/// Rubrik: Stadtleben

Schulunterricht aber wie

Kreuzlingen – Es ist eine grosse Umstellung für alle, den Alltag wieder nach einem geregelten Stundenplan - und doch zuhause - zu gestalten. Das Fazit nach der ersten Woche lautet: der Fernunterricht, samt erweiterter Begleitung und Kontaktnahme der Lehrpersonen, beinhaltet grosse Chancen. Gleichzeitig kann er Familien vor grossen Herausforderungen stellen. Hier gilt es, ein gutes Mass für Ihre Kinder und Jugendlichen zu finden, denn der «Familienfrieden» geht vor.

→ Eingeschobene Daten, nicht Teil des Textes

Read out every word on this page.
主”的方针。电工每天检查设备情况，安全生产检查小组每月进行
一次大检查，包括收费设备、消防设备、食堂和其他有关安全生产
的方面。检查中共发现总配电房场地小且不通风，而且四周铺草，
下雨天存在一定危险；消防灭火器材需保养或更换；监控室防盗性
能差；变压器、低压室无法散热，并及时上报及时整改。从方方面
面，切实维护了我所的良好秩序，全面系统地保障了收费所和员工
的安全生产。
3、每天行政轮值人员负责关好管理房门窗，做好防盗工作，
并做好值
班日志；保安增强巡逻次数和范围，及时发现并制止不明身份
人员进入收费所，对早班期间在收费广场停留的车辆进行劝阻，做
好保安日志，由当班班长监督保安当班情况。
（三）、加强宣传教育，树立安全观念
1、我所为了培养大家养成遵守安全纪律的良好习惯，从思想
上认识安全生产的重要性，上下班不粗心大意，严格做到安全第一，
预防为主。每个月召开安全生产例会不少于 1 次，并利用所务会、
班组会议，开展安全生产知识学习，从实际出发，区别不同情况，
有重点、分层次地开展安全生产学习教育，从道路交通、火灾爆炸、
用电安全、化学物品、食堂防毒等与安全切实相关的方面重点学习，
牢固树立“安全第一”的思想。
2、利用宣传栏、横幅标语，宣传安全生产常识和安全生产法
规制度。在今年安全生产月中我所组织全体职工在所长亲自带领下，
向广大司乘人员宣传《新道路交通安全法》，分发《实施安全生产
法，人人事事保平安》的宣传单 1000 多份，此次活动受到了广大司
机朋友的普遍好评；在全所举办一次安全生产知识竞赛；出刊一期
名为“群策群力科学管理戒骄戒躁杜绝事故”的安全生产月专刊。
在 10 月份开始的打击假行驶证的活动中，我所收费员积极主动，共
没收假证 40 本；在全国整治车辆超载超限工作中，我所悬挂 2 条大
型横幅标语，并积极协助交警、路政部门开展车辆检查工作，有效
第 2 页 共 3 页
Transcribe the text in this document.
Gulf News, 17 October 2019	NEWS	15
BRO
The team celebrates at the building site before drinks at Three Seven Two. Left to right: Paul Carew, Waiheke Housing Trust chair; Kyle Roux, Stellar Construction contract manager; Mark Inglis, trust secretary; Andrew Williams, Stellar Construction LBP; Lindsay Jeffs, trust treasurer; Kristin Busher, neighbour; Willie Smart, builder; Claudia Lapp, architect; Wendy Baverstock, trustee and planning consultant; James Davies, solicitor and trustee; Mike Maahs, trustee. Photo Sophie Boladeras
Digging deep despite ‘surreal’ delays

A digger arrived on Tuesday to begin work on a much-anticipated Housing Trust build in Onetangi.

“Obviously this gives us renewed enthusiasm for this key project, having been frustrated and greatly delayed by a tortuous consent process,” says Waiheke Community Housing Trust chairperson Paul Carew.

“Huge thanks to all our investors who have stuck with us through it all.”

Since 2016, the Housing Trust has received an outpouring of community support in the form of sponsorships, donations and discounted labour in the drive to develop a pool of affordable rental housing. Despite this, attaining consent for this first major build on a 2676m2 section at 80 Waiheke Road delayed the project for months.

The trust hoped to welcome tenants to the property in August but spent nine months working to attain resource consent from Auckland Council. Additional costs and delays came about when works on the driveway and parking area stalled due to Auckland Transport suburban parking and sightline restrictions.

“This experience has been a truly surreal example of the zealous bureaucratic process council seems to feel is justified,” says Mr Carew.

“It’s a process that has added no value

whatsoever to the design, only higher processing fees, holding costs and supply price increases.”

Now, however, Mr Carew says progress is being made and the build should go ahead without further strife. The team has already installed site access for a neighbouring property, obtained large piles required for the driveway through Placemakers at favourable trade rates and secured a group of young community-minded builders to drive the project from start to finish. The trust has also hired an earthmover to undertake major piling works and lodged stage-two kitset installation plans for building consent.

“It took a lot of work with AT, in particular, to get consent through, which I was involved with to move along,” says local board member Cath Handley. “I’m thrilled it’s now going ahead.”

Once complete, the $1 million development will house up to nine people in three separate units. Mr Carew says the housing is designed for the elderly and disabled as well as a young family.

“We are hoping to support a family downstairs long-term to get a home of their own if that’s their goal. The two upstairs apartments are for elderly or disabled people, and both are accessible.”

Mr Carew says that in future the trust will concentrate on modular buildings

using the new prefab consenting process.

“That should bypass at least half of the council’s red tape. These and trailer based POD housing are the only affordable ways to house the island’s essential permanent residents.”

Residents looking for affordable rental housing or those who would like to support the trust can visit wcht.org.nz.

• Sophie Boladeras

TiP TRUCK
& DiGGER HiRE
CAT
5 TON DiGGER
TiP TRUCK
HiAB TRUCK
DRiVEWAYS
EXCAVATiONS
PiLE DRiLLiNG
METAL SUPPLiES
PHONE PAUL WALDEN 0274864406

Am 11. Mai geht’s wieder los. (Bild: ek)

Am 13. März wurde der Präsenzunterricht in den Schulen in der gesamten Schweiz eingestellt. Das Ziel dieser und weiterer Massnahmen war es, der Verbreitung des Virus entgegen zu wirken und unser Gesundheitssystem nicht zu überlasten. Der Thurgauer Regierungsrat ist überzeugt, dass dies dank der vom Bund verordneten Massnahmen, der Disziplin der Bevölkerung und der Arbeit der kantonalen Führungsstäbe gelungen ist. Die Rate der Neuansteckungen ist im Kanton Thurgau unter fünf Personen pro Tag gesunken. Dies ist bemerkenswert und stimmt ausgesprochen zuversichtlich. Dass ab dem 11. Mai die obligatorischen Schulen wieder öffnen, ist für den Regierungsrat der spätest wünschbare Zeitpunkt für die wenig betroffene Nordostschweiz. Es ist vorgesehen, dass die Schulen ihren Betrieb wieder uneingeschränkt aufnehmen dürfen. Die Weisungen diesbezüglich hat das Departement für Erziehung und Kultur auf den 30. April angekündigt.

Empfehlungen des BAG
Die Schule Kreuzlingen bereitet den Einstieg in den Präsenzunterricht vor. Dabei wird sie ihr Augenmerk auf einen gelingenden Wiedereinstieg für die Kinder und Jugendlichen legen und gleichzeitig die vorgegebenen Empfehlungen des Bundesamtes für Gesundheit (BAG) einhalten. Plexiglasscheiben stehen für längere Einzelsettings zur Verfügung, ebenso sind Schutzmasken für den ausgewiesenen Bedarf vorhanden und in den Schulzimmern wird weiterhin die korrekte Hand-Hygiene beachtet. Für gefährdete Personen mit entsprechenden Vorerkrankungen werden individuelle Lösungen getroffen.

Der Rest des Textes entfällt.